Hall resigns from county auditor/controller following primaries

In an unprecedented move, Madera County Auditor/Controller Marcia Hall submitted her resignation to the Board of Supervisors early Wednesday morning following her defeat in Tuesday’s election.

After being appointed to the Madera County Auditor/Controller position in Dec. 2011, and spending two years working on complete several previously delayed audits, it took Marcia Hall just a few hours to pack her things and vacate her office following the results of Thursday’s June 3, primary election.

According to statements made to the Madera Tribune, Hall’s decision to resign rested solely on her families needs citing her commitment to her family as the main reason for leaving prior to the completion of her term.

“Obviously, we are disappointed with the results, but the Madera County voters have spoken,” Hall said in a prepared statement.

Prior to the June 3 election, Hall was under scrutiny for several questionable matters including residency issues and in-house lawsuits.

An article written in Big Valley News on March 25, 2014 accused Hall of defrauding Madera County by living, and filing home owner-occupied taxes in Merced while working in an elected Madera County position

According to elected county office qualifications, no matter whether the officer is elected or appointed, the holder of an elected county office must reside in the county of which they work. If appointed, the Board of Supervisors reserves the right to wave the residency qualification until an official election is conducted.

Detailed reports showed Hall owned a home and lived in Merced when she was appointed by the board of supervisors in a 3-2 vote in December of 2011.

It should be noted that the board was aware of her residency issues at the time of her application for appointment and upon legal advisement, in a unanimous vote, chose to waive the residency requirement until her potential re-election in June, 2014.
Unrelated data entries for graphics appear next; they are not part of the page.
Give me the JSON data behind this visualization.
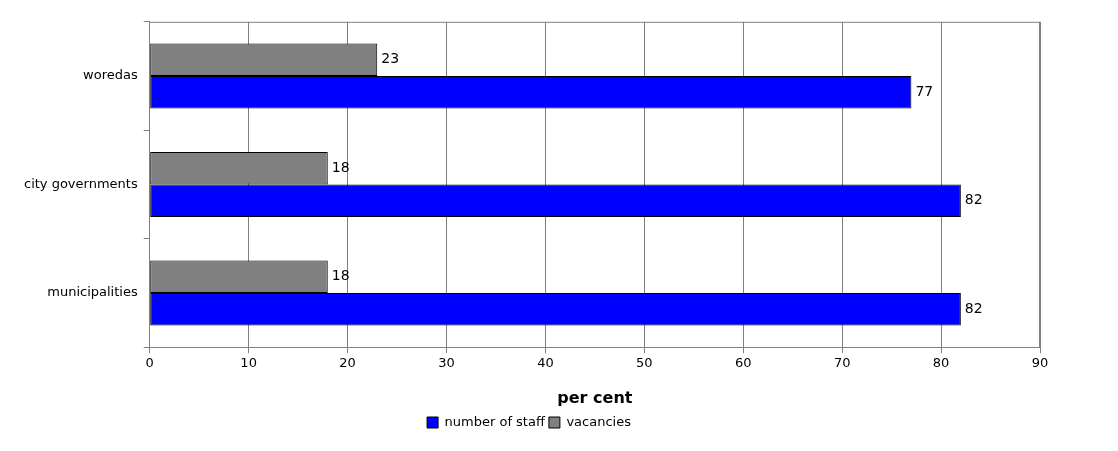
{
  "chart_data": {
    "type": "bar",
    "orientation": "horizontal",
    "categories": [
      "woredas",
      "city governments",
      "municipalities"
    ],
    "series": [
      {
        "name": "vacancies",
        "color": "#808080",
        "values": [
          23,
          18,
          18
        ]
      },
      {
        "name": "number of staff",
        "color": "#0000ff",
        "values": [
          77,
          82,
          82
        ]
      }
    ],
    "xlabel": "per cent",
    "xlim": [
      0,
      90
    ],
    "xticks": [
      0,
      10,
      20,
      30,
      40,
      50,
      60,
      70,
      80,
      90
    ],
    "grid": "x",
    "legend": "bottom",
    "data_labels": true
  }
}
According to Hall, she had a difficult time finding a home to rent but finally found one inside Madera County, near the Chowchilla golf course, where she claimed residency throughout her campaign.

Other accusations include untimely reports which stood to cost the county millions in lost revenue, something Hall credited to the culture prior to her arrival.

A last minute discussion was placed on Tuesday’s Board of Supervisor’s agenda to address the direction regarding the vacancy in the Auditor/Controller’s Office, including the possibility of appointing Miller to the position prior to him being sworn in.

County Council Doug Nelson said it was too soon to know who might be qualified to be appointed for the interim position, but made it clear that filling the position was of the utmost importance.

“We have to have someone appointed relatively soon so that we can continue the functions of the office,” Nelson said. “Someone needs to be the auditor.”

District 5 Supervisor, Tom Wheeler, restated the importance of recognizing Hall’s resignation and moving forward. This year’s audit, if completed by its mid-July deadline, will be the first yearly audit to be submitted on-time in roughly a decade, Wheeler said.

“We are closer to being all caught up [on audits] than we have been in ten years. We have been fighting it and we are so close it’s not funny,” Wheeler said.

Wheeler said he is confident in Miller’s ability to continue cleaning up the inconsistencies that caused so many delays throughout the auditor’s office and forfeited county funding.

“We cannot wait for January, I think we need to just move forward and move on,” Wheeler said. “I don't want to miss that date. I hope everyone is on board and we can get it completed on-time.”

Hall is the third Madera County auditor-controller to resign in the past five years and her resignation comes two years after the resignation of Hall’s predecessor, Janet Kroeger.

Madera County Chief Administrative Officer, Eric Fleming, said he was caught off guard by Hall’s resignation and believes Hall’s time and hard work in her time in office wasn't for nothing.

“I don’t know why she resigned but I think she has done a good job up to this point,” Fleming said. “She made obvious improvements in getting us caught up on our yearly audits.”

According to Fleming, Assistant Auditor/Controller Karl Noyes has temporarily taken over day-to-day operation until the board can come up with an interim auditor/controller to fill the position until January.

Fleming will personally recommend Noyes be placed into that interim position, noting his knowledge and experience as the main reasons for his endorsement.

“Karl Noyes has reassured me that progress will continue and he has stepped up to take on day-to-day responsibilities,” Fleming said.

In the meantime, in lieu of Halls absence, the Board of Supervisors will make a decision during Tuesday’s board meeting to decide the best route to temporarily fill the position until the elected auditor controller, Todd Miller, is officially sworn-in.

Miller planned to train under the supervision of unnamed out-of-county auditor to obtain the proper information and gain the techniques necessary to be a county auditor. According to Wheeler, if appointed early, the board might be willing to give Miller the time needed to get up to speed.

Miller, who recently defeated Hall in the election for the Madera County auditor-controller by a 56% to 43% vote, said he is ready to take office whenever he is requested.